Routledge Encyclopedia of Translation Studies

The Routledge Encyclopedia of Translation Studies has been the standard, highly distinctive reference work in its field since it first appeared in 1968. Many of its features are not found elsewhere, especially its series of short histories of translation. Part I: General surveys the theory and practice of many disciplines now subsumed into the rubric Translation Studies, illuminating its dynamic development and widening contexts. Part II: History and Traditions spans 32 geographic, linguistic, or cultural areas, outlining and assessing each of their translation histories and traditions- Africa through to Turkey.

Handbook of Translation Studies

This book is aimed at disseminating knowledge about translation and interpreting and providing easy access to a large range of topics, traditions, and methods to a relatively broad audience, including students, researchers and lecturers in Translation Studies, as well as practitioners, scholars and experts from other related disciplines (linguistics, sociology, history, psychology, etc.). Readers of general interest are also target audience of this book. Therefore, this book collects relatively brief overview articles. There are altogether 74 articles arranged in alphabetical order, elaborating important conceptions in Translation Studies, such as Applied Translation Studies, Computer-aided translation, etc.

Translation: An Advanced Resource Book

This book is designed for advanced undergraduates and graduates in translation or applied linguistics. The whole book is separated into three sections, Introduction-basic concepts and introductory activities, Extension-core readings, and Exploration-further readings and activities. Each section consists of 14 corresponding units, What is translation, Translation strategies, The unit of translation, Translation shifts, The analysis of meaning, Dynamic equivalence and the receptor of the message, Textual pragmatics and equivalence, Translation and relevance, Text type in translation, Text register in translation, Text, genre and discourse shifts in translation, Agents of power in translation, Ideology and translation, Translation in the information technology era.
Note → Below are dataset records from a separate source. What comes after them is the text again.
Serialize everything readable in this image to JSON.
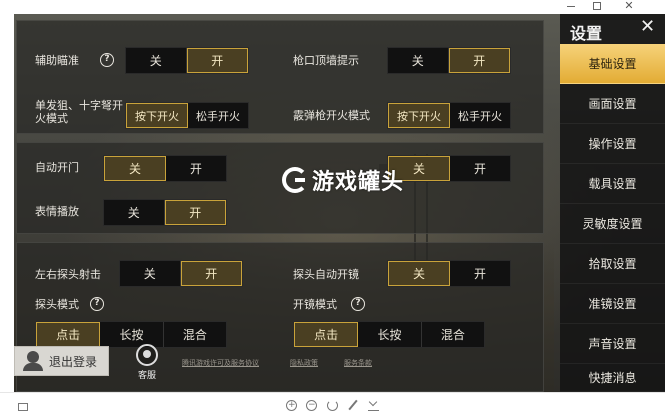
{
  "sidebar": {
    "title": "设置",
    "items": [
      {
        "label": "基础设置",
        "active": true
      },
      {
        "label": "画面设置"
      },
      {
        "label": "操作设置"
      },
      {
        "label": "载具设置"
      },
      {
        "label": "灵敏度设置"
      },
      {
        "label": "拾取设置"
      },
      {
        "label": "准镜设置"
      },
      {
        "label": "声音设置"
      },
      {
        "label": "快捷消息"
      }
    ]
  },
  "settings": {
    "aim_assist": {
      "label": "辅助瞄准",
      "options": [
        "关",
        "开"
      ],
      "selected": "开"
    },
    "muzzle_wall": {
      "label": "枪口顶墙提示",
      "options": [
        "关",
        "开"
      ],
      "selected": "开"
    },
    "sniper_fire": {
      "label": "单发狙、十字弩开火模式",
      "options": [
        "按下开火",
        "松手开火"
      ],
      "selected": "按下开火"
    },
    "shotgun_fire": {
      "label": "霰弹枪开火模式",
      "options": [
        "按下开火",
        "松手开火"
      ],
      "selected": "按下开火"
    },
    "auto_door": {
      "label": "自动开门",
      "options": [
        "关",
        "开"
      ],
      "selected": "关"
    },
    "right_toggle": {
      "label": "",
      "options": [
        "关",
        "开"
      ],
      "selected": "关"
    },
    "emote": {
      "label": "表情播放",
      "options": [
        "关",
        "开"
      ],
      "selected": "开"
    },
    "lean_fire": {
      "label": "左右探头射击",
      "options": [
        "关",
        "开"
      ],
      "selected": "开"
    },
    "lean_scope": {
      "label": "探头自动开镜",
      "options": [
        "关",
        "开"
      ],
      "selected": "关"
    },
    "lean_mode": {
      "label": "探头模式",
      "options": [
        "点击",
        "长按",
        "混合"
      ],
      "selected": "点击"
    },
    "scope_mode": {
      "label": "开镜模式",
      "options": [
        "点击",
        "长按",
        "混合"
      ],
      "selected": "点击"
    }
  },
  "bottom": {
    "logout_label": "退出登录",
    "service_label": "客服",
    "links": [
      "腾讯游戏许可及服务协议",
      "隐私政策",
      "服务条款"
    ]
  },
  "watermark": {
    "text": "游戏罐头"
  },
  "icons": {
    "help": "question-circle-icon",
    "close": "close-x-icon",
    "avatar": "user-silhouette-icon",
    "service": "headset-icon"
  },
  "colors": {
    "accent": "#e3ac34",
    "selected_border": "#c9a33a"
  }
}
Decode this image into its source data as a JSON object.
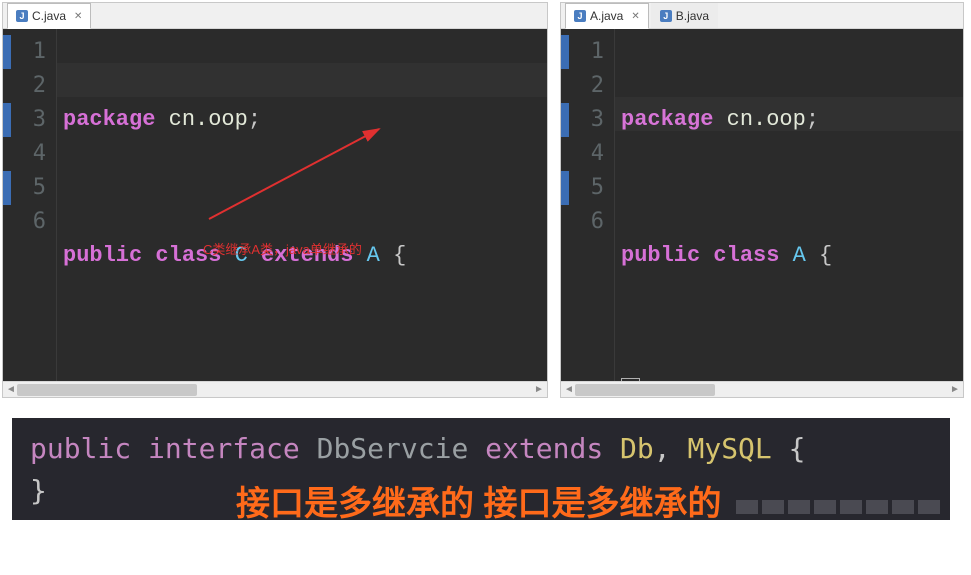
{
  "leftEditor": {
    "tab": {
      "icon": "J",
      "label": "C.java",
      "active": true
    },
    "lines": [
      "1",
      "2",
      "3",
      "4",
      "5",
      "6"
    ],
    "code1": {
      "kw1": "package",
      "pkg": "cn.oop",
      "semi": ";"
    },
    "code3": {
      "kw1": "public",
      "kw2": "class",
      "name": "C",
      "kw3": "extends",
      "super": "A",
      "brace": "{"
    },
    "code5": {
      "brace": "}"
    },
    "annotation": "C类继承A类，java单继承的"
  },
  "rightEditor": {
    "tabs": [
      {
        "icon": "J",
        "label": "A.java",
        "active": true
      },
      {
        "icon": "J",
        "label": "B.java",
        "active": false
      }
    ],
    "lines": [
      "1",
      "2",
      "3",
      "4",
      "5",
      "6"
    ],
    "code1": {
      "kw1": "package",
      "pkg": "cn.oop",
      "semi": ";"
    },
    "code3": {
      "kw1": "public",
      "kw2": "class",
      "name": "A",
      "brace": "{"
    },
    "code5": {
      "brace": "}"
    }
  },
  "bottom": {
    "code": {
      "kw1": "public",
      "kw2": "interface",
      "name": "DbServcie",
      "kw3": "extends",
      "t1": "Db",
      "comma": ",",
      "t2": "MySQL",
      "brace": "{"
    },
    "closebrace": "}",
    "note": "接口是多继承的"
  }
}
The Translation Studies Reader

This reader aims at the audience group of advanced undergraduates, postgraduates, course instructors, and scholars in translation theory and history, as well as practitioners with a theoretical inclination. The reader is divided into 7 sections in a chronological order. While the first section Foundational Statements examines theories before the 1900s, the last section after the 2000s, all the other five sections in the middle looks into theories in the 1900s. Venuti suggests that readers not only read historically, but also thematically. Readers can group together theories with the same themes. Venuti also suggests that readers can use supplementary readings, and further readings are recommended in each section.